Muchos otros prefieren convertirlas en dolor físico y algunos pocos quizás, puedan hacer algo más que cargar con ellas...
De cualquier manera, una marca que se aloja en el cuerpo, no sólo es la figura en sí misma que representa, sino también es el tiempo que esa figura evidencia: una especie de actualización y representación de una vivencia donde está presente el dolor. Pero claro, nada quiere saber el Yo del dolor psíquico.
No, por Dios!
Pero más allá de su no querer saber, ese Yo (al igual que cuando nos quemamos y nos queda la roncha en la piel) queda marcado.
Las marcas que llevamos son entonces, especies de retorno a esos fantasmas del ayer y también una defensa ante el dolor psíquico que conlleva lo traumático.
Repeticiones que vuelven y vuelven a producir ese dolor que nos recuerda lo oscuro y pegajoso del pasarla mal.
Así, esas marcas cumplirán para el que las lleve la función de un indicio, una vuelta parcial de lo reprimido que dice de la existencia de la muerte... pero también dice sobre la vida.
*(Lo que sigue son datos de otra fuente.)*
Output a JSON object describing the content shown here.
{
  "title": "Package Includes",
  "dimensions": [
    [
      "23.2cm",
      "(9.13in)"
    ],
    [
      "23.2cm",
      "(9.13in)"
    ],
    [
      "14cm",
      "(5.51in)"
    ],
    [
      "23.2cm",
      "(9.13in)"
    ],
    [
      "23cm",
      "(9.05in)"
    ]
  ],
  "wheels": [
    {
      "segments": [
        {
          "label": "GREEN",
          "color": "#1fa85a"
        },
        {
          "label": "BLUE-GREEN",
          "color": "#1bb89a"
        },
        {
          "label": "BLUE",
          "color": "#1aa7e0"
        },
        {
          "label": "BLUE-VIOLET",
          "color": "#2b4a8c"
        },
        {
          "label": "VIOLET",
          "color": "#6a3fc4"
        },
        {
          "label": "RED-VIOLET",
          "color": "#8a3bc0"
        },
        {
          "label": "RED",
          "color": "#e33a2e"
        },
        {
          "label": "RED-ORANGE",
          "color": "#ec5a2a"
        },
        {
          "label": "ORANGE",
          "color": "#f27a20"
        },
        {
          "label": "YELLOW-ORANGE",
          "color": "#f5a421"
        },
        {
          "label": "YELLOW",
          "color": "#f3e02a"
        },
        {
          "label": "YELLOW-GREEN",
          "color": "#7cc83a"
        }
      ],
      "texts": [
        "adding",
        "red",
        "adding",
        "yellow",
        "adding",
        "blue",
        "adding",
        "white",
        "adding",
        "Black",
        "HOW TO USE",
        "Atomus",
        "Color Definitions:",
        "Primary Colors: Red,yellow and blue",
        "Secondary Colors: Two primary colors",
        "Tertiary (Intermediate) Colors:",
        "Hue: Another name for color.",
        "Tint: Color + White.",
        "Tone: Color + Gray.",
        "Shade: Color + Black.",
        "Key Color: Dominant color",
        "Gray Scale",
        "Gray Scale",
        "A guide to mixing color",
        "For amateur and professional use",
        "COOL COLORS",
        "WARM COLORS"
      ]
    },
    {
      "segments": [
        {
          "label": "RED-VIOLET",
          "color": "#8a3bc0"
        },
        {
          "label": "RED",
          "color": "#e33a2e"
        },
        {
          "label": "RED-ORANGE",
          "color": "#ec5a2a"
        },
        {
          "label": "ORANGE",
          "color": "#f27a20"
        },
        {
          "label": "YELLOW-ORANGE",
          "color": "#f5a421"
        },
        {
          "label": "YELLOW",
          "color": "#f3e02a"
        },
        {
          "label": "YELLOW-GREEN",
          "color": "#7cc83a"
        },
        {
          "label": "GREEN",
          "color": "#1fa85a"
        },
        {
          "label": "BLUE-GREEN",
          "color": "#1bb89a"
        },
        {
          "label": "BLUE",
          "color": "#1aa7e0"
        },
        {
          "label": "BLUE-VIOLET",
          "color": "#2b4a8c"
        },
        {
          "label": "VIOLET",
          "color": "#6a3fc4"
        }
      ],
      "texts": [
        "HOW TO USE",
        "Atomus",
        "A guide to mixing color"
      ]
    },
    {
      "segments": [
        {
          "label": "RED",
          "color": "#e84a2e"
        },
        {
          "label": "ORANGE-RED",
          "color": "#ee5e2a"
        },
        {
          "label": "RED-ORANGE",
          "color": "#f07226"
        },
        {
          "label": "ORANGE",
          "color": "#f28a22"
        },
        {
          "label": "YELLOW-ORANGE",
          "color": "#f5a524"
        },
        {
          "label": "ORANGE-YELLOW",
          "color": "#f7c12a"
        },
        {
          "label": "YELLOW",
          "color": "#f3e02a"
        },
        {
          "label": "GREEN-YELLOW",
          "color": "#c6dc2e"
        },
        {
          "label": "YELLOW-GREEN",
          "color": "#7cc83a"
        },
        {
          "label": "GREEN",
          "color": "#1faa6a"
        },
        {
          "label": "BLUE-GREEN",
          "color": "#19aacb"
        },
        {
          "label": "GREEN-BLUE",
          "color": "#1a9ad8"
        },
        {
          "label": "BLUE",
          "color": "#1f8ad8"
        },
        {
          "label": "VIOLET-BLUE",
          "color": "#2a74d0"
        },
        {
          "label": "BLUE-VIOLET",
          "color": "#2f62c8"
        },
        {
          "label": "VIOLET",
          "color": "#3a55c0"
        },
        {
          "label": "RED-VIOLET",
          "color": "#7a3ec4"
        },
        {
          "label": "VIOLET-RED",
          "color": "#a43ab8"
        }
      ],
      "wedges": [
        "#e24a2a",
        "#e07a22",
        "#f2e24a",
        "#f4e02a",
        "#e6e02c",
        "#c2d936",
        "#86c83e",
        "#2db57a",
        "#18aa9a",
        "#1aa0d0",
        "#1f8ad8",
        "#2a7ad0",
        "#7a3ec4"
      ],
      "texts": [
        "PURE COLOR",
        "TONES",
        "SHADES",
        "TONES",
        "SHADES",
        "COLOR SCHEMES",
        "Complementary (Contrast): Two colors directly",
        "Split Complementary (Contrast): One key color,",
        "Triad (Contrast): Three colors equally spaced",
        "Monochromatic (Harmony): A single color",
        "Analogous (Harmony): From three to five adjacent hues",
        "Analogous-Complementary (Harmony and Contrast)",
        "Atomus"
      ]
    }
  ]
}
Marcas que funcionarán como señal de alarma, como defensa ante situaciones de peligro.
Y si esas marcas son marcas de un duelo respecto a una pérdida, a un abandono y a cuestiones que Ud. quiera agregar, será cuestión de tomar esa cruz, cargarla sobre donde se pueda y andar por la vida viviendo-negando-buscando-sabiendo del dolor de existir.
En el mejor de los casos, en el camino quizás esa cruz se convierta en lo que es en lo real... un dibujo que puede adornar el cuerpo y el dolor pueda así salir y ponerse en palabras, dejando atrás la memoria-olvido, y convertirse en memoria-recuerdo-repetido-elaborado.
No. No me convertí en Emo.
Quizás no quiera-pueda-tenga ganas de elaborar todavía.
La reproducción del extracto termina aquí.